Many people rejoice at this turn of events, but for Crotzer and others like him who lost a big chunk of their lives, the road to true freedom is littered with obstacles. Diaz, a man freed after twenty six years, hardly ever leaves his house. His wife remarried, and he now lives with his daughter and her family. Crotzer, on the other hand, would like to find a job. But what skills does he have to live and work in the twenty first century? When he was released he had to be taught how to use a cell phone and how to swipe a card to open a hotel door, according to the Herald. A lot has taken place in twenty-four years.

However, two things struck me most about this story. The first is that Crotzer said he had no bitterness against anyone for robbing him of twenty-four years of his life. To suffer what he suffered and not be bitter is almost unbelievable. It’s almost like Jesus asking God to forgive the Roman soldiers for crucifying Him. How many of us could be like that? I don’t know if I could.

The other thing that struck me is that Crotzer’s mother passed away four years prior to his release. Crotzer said that is the one thing he regretted. And I believe that mother must have been praying all the while she waited for something to happen. Never underestimate the power of prayer. You might not live to see the answer, but the answer will come if you persist in prayer.

So let us send up a prayer of thanksgiving for Crotzer and the others, let us pray for the defense lawyers and the Innocence Project. Most of all, let us pray that the deadline, set for July of this year in Florida, for cases to be retried based on DNA evidence will be removed completely so that more innocent victims could be set free.

Sunday, January 08, 2006

Happy New Year!

Jan 8, 2006

Believe me, this is not what I planned for my first blog for 2006. I wanted to open with something upbeat like goal-planning or New Year’s resolutions, instead I find myself writing about death. The son of one of my co-workers died by accident the day before New Year’s Eve, and it put a damper on my spirits as well as the rest of the staff who worked with her.
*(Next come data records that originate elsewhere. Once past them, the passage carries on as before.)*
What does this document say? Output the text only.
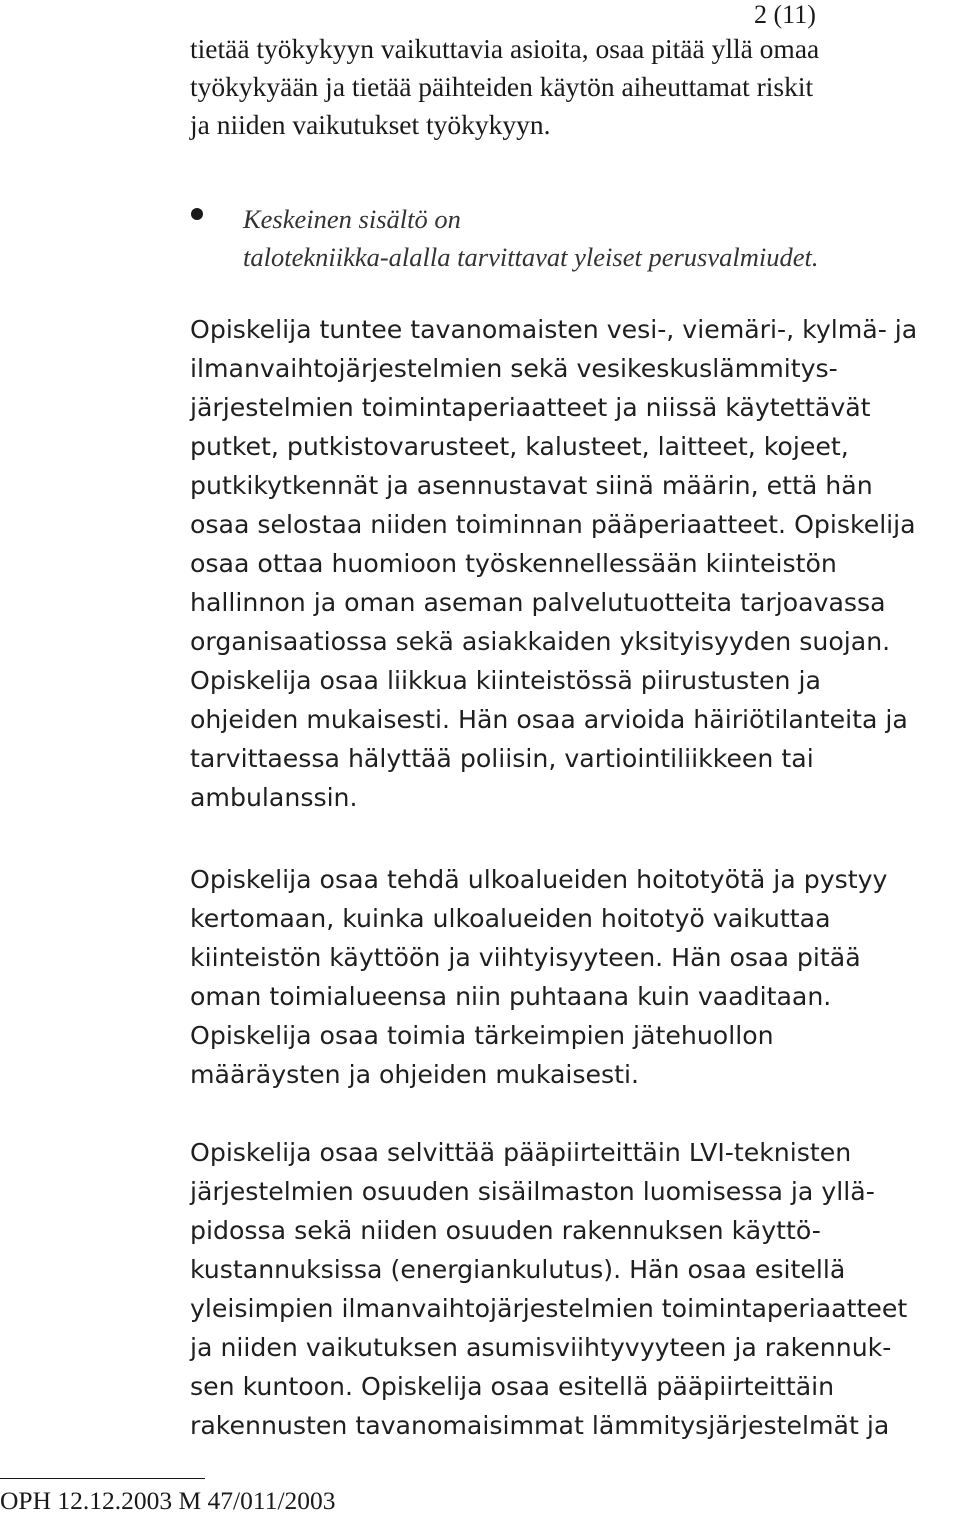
2 (11)

tietää työkykyyn vaikuttavia asioita, osaa pitää yllä omaa
työkykyään ja tietää päihteiden käytön aiheuttamat riskit
ja niiden vaikutukset työkykyyn.

Keskeinen sisältö on
talotekniikka-alalla tarvittavat yleiset perusvalmiudet.

Opiskelija tuntee tavanomaisten vesi-, viemäri-, kylmä- ja
ilmanvaihtojärjestelmien sekä vesikeskuslämmitys-
järjestelmien toimintaperiaatteet ja niissä käytettävät
putket, putkistovarusteet, kalusteet, laitteet, kojeet,
putkikytkennät ja asennustavat siinä määrin, että hän
osaa selostaa niiden toiminnan pääperiaatteet. Opiskelija
osaa ottaa huomioon työskennellessään kiinteistön
hallinnon ja oman aseman palvelutuotteita tarjoavassa
organisaatiossa sekä asiakkaiden yksityisyyden suojan.
Opiskelija osaa liikkua kiinteistössä piirustusten ja
ohjeiden mukaisesti. Hän osaa arvioida häiriötilanteita ja
tarvittaessa hälyttää poliisin, vartiointiliikkeen tai
ambulanssin.

Opiskelija osaa tehdä ulkoalueiden hoitotyötä ja pystyy
kertomaan, kuinka ulkoalueiden hoitotyö vaikuttaa
kiinteistön käyttöön ja viihtyisyyteen. Hän osaa pitää
oman toimialueensa niin puhtaana kuin vaaditaan.
Opiskelija osaa toimia tärkeimpien jätehuollon
määräysten ja ohjeiden mukaisesti.

Opiskelija osaa selvittää pääpiirteittäin LVI-teknisten
järjestelmien osuuden sisäilmaston luomisessa ja yllä-
pidossa sekä niiden osuuden rakennuksen käyttö-
kustannuksissa (energiankulutus). Hän osaa esitellä
yleisimpien ilmanvaihtojärjestelmien toimintaperiaatteet
ja niiden vaikutuksen asumisviihtyvyyteen ja rakennuk-
sen kuntoon. Opiskelija osaa esitellä pääpiirteittäin
rakennusten tavanomaisimmat lämmitysjärjestelmät ja

OPH 12.12.2003 M 47/011/2003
Even though I never knew him, his passing filled me with such sadness that I had to force myself to get over it. He was only eighteen, cut off in a horrible way while not yet in his prime. As we attended the viewing, my heart broke at the sight of the lonely casket standing at the head of the aisle, unopened, while my friend courageously greeted friends and acquaintances. I couldn’t say anything to her. No words, however eloquent, would be adequate. I conveyed my feelings with a deep hug, and left as soon as I could.

And yet death is a daily occurrence. Someone said in the midst of life there is death. We heard of the death of the coal miners in Virginia, the death of the soldiers in Iraq, and many others, and we feel sympathy for the families. But when death dares to come inside, or close to, our door, our feelings are shattered. That this enemy could triumph over us is more than we can bear. The Bible says “For as in Adam all die, even so in Christ shall all be made alive” (1 Corinthians 15:22). And again in v 22 it says, “The last enemy that shall be destroyed is death”).

Thank God that because of Jesus Christ death is not the end for us or our loved ones who have accepted Him as our Savior. No, it’s not the end, but the beginning of a glorious reign with Him in His heavenly kingdom.